Элиза спускалась в город натянув на глаза облезлый капюшон. Возвращаться в трактир не было смысла. Где-то близ церкви слышались выкрики толпы – примерно той толпы, что собирается разорвать на куски зарвавшегося феодала. Она прекрасно помнила это из опыта второго венчания. Правда, не вполне своего – это было венчание Марии. Элиза на нем была лишь высокой гостьей. (Особых причин заняться им не было, ей просто нравились беседы с Марией.)
Барон Реньон был талантливым военачальником. Его личная полуторатысячная дружина вселяла ужас во всех потенциальных врагов. Да и баловал он ее чрезмерно – спускал ей с рук практически все. И вечно находил правдоподобные отговорки против того, чтобы отправиться с экспедицией на юг – в его феоде и правда повсюду тлели очаги восстаний, затоптать которые было по силам лишь его личной дружине. Отец Марии же как раз завяз в южной кампании (хотя Элиза подозревала, что все дело в том, что он, вместо того, чтобы предавать огню город за городом, до хрипоты спорит с переводчиками в библиотеках иноверцев). Однако энвой военного советника живописал Марии всю бедственность положения ее отца, не продвинувшегося за последние два года и на лье из взятого Амальхаража. Потрясая донесениями он рисовал, как даже женщины этого коварного врага сумели совратить уже двоих рыцарей его личной охраны и пятую часть еще совсем молодых и неопытных солдат, многие из которых уже успели завести семьи по местным еретическим традициям.
Элиза несколько раз выслушивала от Марии пересказ этих запугиваний, но ни разу не могла сдержать смех. Кто же знал, что Мария была серьезна, когда говорила о том, что «а вдруг папенька сейчас и правда сражается из последних сил? А вдруг только я смогу привести помощь? А вдруг это единственный шанс?»
Словом, она согласилась на помолвку отвергнув все доводы Элизы.
Канцелярия помогла с приданым необычно быстро, выделив сумму равную трехлетнему размеру податей, дабы утихомирить феод барона на время предстоящей южной экспедиции, коя планировалась сразу после свадьбы. Политических причин этого Элиза не могла уразуметь, вернее, все причины казались дикими. Военный советник убедил Марию подписать бумаги о том, что та доверяет большую часть выданной суммы своему конфиденту, даром, что ни консорту, который должен был гарантировать мир в баронском феоде на время экспедиции будущего мужа. В каком-то смысле это была даже слишком хорошая сделка, лишавшая Марию части ответственности и защищавшая ее имя. Но бумага была внезапно аннулирована самим императором.

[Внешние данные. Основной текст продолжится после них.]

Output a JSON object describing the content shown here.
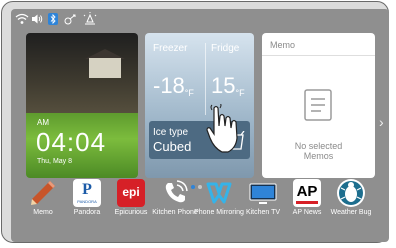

Как бы то ни было, назревала большая игра, в которой Мария должна была стать разменной монетой. После подобного милые беседы с Марией за чаем могли попросту прекратиться. В свете этого непростительного обстоятельства, Элиза решила на всякий случай немного проучить и Реньона, и его дружину.
Ничего особенного для этого не потребовалось. Элиза даже позволила себе выпить вина куда больше, чем можно, на празднике, посвященному венчанию. Она лишь распространила среди купеческих гильдий список с официальных императорских бумаг касательно трехлетней суммы податей, кою, Реньон, разумеется, присвоил себе. А среди священников отзыв инквизиции касательно душевной болезни и, следовательно, блаженности Марии, а также ее помощи в переводе апокрифов при столичном храме. Элиза присовокупила и слегка отредактированное письмо о том, что Мария готова отдать свою жизнь даже самому гнусному бандиту, только бы уберечь отца (что сам безо всякой помощи уже годы держится посреди орд иноверцев, «оберегая нас всех»). И все в таком духе. Для пущего эффекта, правда, пришлось лично наведаться в подпольный штаб мятежников в трущобах. И она спустилась в тот подвал оставив снаружи обоих рыцарей, что нашли это занимательное место.
Вот и все масло, что потребовалось вылить под уже и так дымящийся хворост.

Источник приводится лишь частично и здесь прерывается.